By Jenn Watt
Oct. 25 2016
Last week a few journalists got to sit down with Yousef and Ghiyab Wiso and their two youngest children to hear about their experience as refugees from Syria who have become permanent residents in Canada.
Yousef described the family’s decision to leave their three-storey home in Aleppo Syria during the brutal civil war that has killed 280000 Syrians in five years.
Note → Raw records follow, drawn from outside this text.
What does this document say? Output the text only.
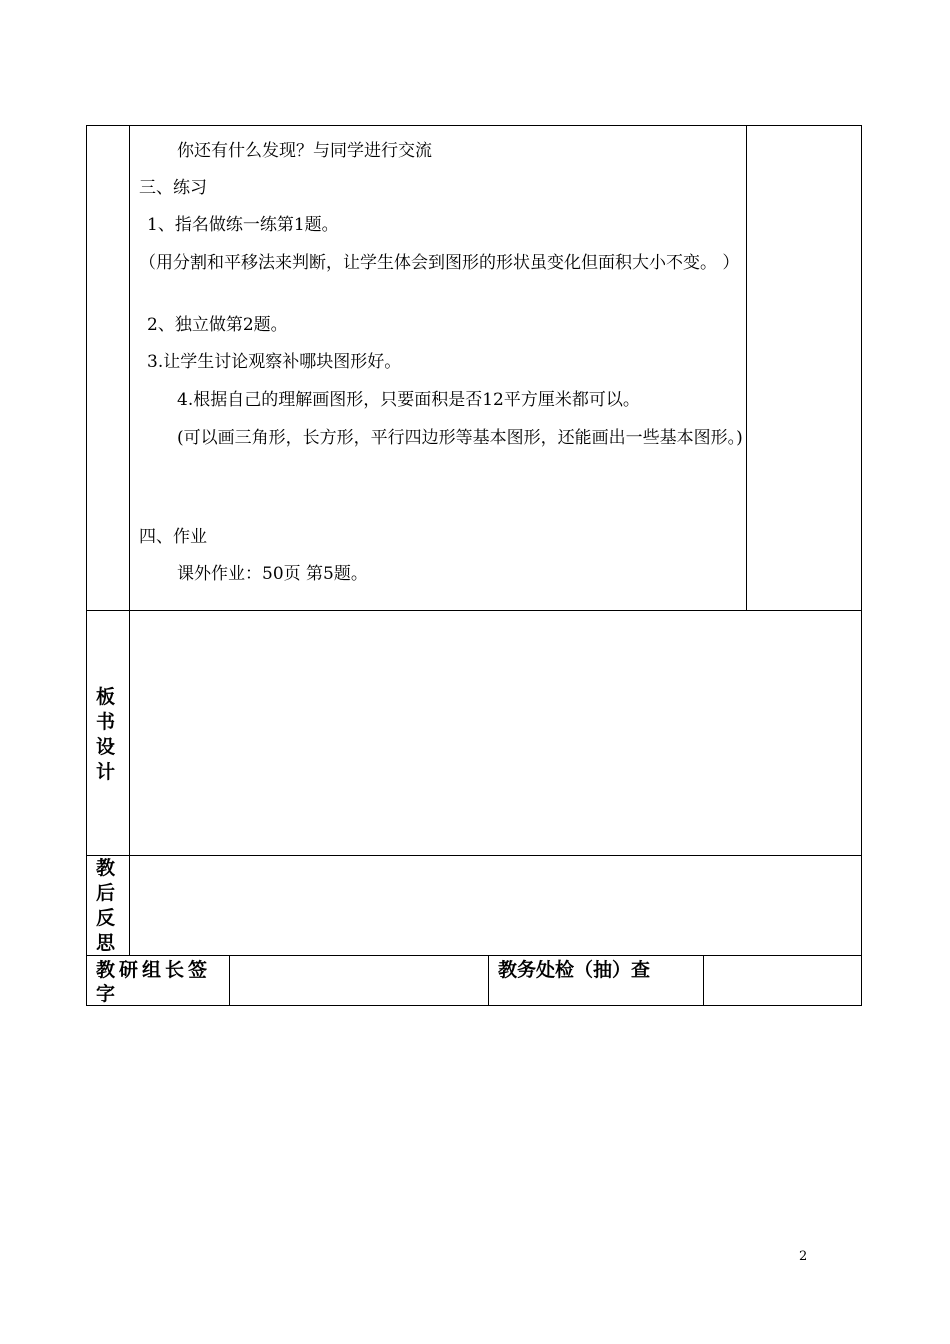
你还有什么发现？与同学进行交流
三、练习
1、指名做练一练第1题。
（用分割和平移法来判断，让学生体会到图形的形状虽变化但面积大小不变。 ）
2、独立做第2题。
3.让学生讨论观察补哪块图形好。
4.根据自己的理解画图形，只要面积是否12平方厘米都可以。
(可以画三角形，长方形，平行四边形等基本图形，还能画出一些基本图形。)
四、作业
课外作业：50页 第5题。
板书设计
教后反思
教研组长签字
教务处检（抽）查
2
The most recent assault on the city killed 400 people – 100 of them children.
The United Nations High Commissioner for Human Rights said last week that the siege in the city qualified as “crimes of historic proportions.”
In 2012 the family of 10 made the difficult decision to leave their hometown when fighting broke out.
They became agricultural workers in Lebanon – housed in tents alongside farms – with little food for their family and no education for the children.
Then one day the United Nations contacted them about applying to come to Canada and everything changed.
While Haliburton is a beautiful place safe from bombs and bullets flying through the air it wasn’t until Yousef articulated their experience here that we could know just how they felt about being the only Syrian people for 100 kilometres.
To our collective relief we heard on Friday that the Wisos feel embraced by Haliburton.
Yousef thanked the community for their kindness saying we had become like extended family. (He also thanked the Queen and prime minister.)
He reported that his children are making friends enjoying school and learning English.
The actions of this community (and the United Nations and Canada) in assisting the Wisos is profound in a way I can’t adequately express.
What this family has endured is beyond what any human should experience. Poor treatment lives destroyed home lost forever. Children without food to eat and parents without the means to feed them.
It was hard on Friday to look at one-year-old Nasime Wiso gurgling happily and crawling around with her tiny socked feet and knit sweater and imagine her within the destruction of Aleppo. Imagine her amongst the rubble dust and blood of war. How could we do this to each other?
And so it fills my heart with joy and sadness simultaneously to hear this family’s story and know that they are safe and have been treated well but also knowing that so many others are still left behind.
The Wisos teach us about the power of kindness and the horrors of war in their simple presence.
They notice our efforts and appreciate our concern. We have made a difference.